The information minister noted that when the writ of the state ends, extremist elements begin to hold sway. He added that upholding the law is crucial to bringing a positive change in society.

Chaudhry, lamenting that the institutions of numberdar, chowkidar and, thanedar had been “destroyed”, said the people’s lives cannot be saved unless the law is upheld.

“The state’s only duty is to enforce the law. The existence of a state which cannot enforce the law will come into question, which will later lead to civil war,” the information minister said.

He noted that in case of a civil war, the state’s control would continue to diminish and “groups” will take over.

Chaudhry said that to root out extremism, the narrative surrounding it would have to be changed. The information minister said having an extremist point of view was not an issue, as people can have differing views — and no one could stop a person from thinking in such a manner.

“But, such a person cannot be allowed to attack the government with Kalashnikovs […] having a different point of view and imposing it on others are two different things,” he said.

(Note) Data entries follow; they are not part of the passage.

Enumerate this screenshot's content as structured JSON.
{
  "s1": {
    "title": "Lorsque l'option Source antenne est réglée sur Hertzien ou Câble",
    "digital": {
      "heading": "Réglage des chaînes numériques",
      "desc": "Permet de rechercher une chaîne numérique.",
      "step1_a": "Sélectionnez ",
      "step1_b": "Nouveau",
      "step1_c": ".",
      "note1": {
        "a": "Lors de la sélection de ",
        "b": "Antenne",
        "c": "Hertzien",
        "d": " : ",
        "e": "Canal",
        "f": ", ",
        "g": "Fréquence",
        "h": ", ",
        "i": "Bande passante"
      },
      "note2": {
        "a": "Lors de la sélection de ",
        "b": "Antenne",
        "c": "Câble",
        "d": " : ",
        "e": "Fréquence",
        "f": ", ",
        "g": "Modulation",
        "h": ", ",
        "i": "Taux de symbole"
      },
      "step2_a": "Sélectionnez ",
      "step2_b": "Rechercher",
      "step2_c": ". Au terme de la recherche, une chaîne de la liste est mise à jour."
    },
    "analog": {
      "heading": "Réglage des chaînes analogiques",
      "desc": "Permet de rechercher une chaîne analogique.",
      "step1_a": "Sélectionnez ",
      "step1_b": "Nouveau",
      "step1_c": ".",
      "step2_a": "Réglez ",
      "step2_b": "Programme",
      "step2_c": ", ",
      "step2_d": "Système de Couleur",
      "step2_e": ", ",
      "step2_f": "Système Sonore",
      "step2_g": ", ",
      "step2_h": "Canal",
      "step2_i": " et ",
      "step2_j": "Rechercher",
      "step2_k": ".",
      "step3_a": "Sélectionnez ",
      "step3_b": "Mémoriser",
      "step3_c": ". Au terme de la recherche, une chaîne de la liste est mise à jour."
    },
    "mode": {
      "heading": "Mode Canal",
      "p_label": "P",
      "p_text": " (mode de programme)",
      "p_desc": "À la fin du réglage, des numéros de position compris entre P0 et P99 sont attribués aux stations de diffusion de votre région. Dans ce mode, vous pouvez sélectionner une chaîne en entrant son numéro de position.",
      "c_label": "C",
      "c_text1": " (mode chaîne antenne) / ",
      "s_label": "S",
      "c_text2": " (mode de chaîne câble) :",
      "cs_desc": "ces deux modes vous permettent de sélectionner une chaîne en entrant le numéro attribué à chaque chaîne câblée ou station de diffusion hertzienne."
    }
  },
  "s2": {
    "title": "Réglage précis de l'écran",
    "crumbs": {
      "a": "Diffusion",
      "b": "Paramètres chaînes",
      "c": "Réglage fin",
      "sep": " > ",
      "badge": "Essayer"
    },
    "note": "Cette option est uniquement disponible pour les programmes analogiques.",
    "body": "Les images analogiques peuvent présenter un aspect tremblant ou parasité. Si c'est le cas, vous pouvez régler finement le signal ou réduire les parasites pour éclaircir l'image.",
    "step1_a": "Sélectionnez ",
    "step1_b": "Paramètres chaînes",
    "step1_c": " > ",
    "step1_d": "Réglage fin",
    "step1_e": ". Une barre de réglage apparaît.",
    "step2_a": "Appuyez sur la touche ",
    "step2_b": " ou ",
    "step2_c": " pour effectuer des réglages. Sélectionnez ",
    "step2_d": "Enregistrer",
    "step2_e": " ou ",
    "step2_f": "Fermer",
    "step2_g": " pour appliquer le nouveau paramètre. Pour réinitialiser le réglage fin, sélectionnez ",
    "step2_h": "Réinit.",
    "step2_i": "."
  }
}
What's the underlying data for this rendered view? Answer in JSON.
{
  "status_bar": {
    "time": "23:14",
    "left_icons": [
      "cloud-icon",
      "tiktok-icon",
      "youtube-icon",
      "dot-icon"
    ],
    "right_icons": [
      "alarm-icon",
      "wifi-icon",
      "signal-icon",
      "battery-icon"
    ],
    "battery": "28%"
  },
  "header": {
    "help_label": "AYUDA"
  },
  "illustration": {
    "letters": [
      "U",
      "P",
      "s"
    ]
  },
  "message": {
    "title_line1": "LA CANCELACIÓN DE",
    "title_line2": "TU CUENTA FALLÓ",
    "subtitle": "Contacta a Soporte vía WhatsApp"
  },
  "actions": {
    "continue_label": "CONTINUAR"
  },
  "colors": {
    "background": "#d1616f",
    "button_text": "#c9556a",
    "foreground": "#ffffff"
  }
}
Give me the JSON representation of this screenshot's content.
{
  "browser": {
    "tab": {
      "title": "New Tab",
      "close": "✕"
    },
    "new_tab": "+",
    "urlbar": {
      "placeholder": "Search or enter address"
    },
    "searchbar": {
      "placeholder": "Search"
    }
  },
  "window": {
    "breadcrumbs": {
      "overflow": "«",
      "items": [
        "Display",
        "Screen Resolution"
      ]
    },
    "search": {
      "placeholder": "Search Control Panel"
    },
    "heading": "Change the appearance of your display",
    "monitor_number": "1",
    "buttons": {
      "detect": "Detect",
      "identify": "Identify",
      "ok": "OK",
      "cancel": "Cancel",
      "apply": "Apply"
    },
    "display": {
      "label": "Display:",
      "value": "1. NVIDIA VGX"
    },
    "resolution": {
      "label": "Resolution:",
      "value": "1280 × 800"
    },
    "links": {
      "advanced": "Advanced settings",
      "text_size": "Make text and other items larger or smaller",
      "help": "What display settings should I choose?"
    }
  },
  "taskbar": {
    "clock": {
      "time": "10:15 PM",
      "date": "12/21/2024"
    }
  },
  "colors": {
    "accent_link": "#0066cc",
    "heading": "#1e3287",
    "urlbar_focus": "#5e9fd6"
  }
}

The information minister said the state should ensure that no group has the “right to violence” so that diverse thinking can co-exist in society.

“When the state becomes weak, extremist groups become strong. When this happens and they ask the state that it will not follow a view other than theirs, then this is when we have a problem,” he said.

Till the state does not guarantee the rule of law and successfully establish its writ, it cannot bring “soft change”, he added.